Short fic from Amy's POV set during Children of Jamestown. This is probably the most vulnerable we ever see Amy. She's afraid and she admits it. She's never been in a situation remotely like this before and probably never thought she would be. I wondered what was going through her head then and why she stuck with the guys after seeing how dangerous it can get.
Trust
I had the jazz. I thought I had the jazz. That thrill of chasing down criminals, of righting wrongs. In Mexico, I was too focused and determined to spare myself a thought. I had to find Al. I had to save him. I didn’t even think about how much danger I was in. I should have thought about it. Because Al is safe now. That job is over. Mexico seems like a lifetime ago. Was it only a few weeks ago? Have I been on this crazy high, this jazz, all this time? Sitting here in this barn now, the three of them telling me to accept death, I think I’m finally coming down. I loved saving that girl. She’ll get to go back to her life because of us. We saved her. Is that thought enough comfort if I die here today?

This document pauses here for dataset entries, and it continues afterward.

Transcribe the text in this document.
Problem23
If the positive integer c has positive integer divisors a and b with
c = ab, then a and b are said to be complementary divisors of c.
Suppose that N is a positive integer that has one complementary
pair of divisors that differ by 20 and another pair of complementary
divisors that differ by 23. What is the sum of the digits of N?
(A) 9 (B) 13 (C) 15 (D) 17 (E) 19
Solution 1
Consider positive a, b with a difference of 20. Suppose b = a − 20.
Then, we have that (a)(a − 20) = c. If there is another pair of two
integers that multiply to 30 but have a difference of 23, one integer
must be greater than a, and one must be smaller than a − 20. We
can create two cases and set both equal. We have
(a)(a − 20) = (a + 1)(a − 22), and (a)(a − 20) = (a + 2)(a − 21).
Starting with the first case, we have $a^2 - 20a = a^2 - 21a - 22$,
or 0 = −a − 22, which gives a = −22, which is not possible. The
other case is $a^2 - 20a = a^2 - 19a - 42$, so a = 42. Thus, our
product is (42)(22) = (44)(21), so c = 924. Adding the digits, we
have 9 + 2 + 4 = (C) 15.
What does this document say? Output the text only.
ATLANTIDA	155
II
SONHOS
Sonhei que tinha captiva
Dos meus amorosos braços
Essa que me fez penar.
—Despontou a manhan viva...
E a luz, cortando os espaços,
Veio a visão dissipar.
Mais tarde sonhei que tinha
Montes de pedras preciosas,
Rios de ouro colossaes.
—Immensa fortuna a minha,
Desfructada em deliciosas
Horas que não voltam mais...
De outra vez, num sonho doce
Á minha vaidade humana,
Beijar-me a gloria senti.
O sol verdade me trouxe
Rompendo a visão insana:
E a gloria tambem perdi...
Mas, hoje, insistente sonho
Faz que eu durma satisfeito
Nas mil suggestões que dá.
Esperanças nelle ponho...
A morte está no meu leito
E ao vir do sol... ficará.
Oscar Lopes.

Maybe I made a mistake, joining the team. Maybe Hannibal was right. I take his hand as he tells me to do as they say. But, I was right, wasn’t I? I knew Al was in trouble even when my boss wouldn’t believe it. I trusted my instincts like a good journalist should. Like I always do. Like I did when I chose to come on this mission. I stop listening to the guys as they keep trying to reassure me. They’re asking me to trust them and I do, but I trust myself more. And I made the right call.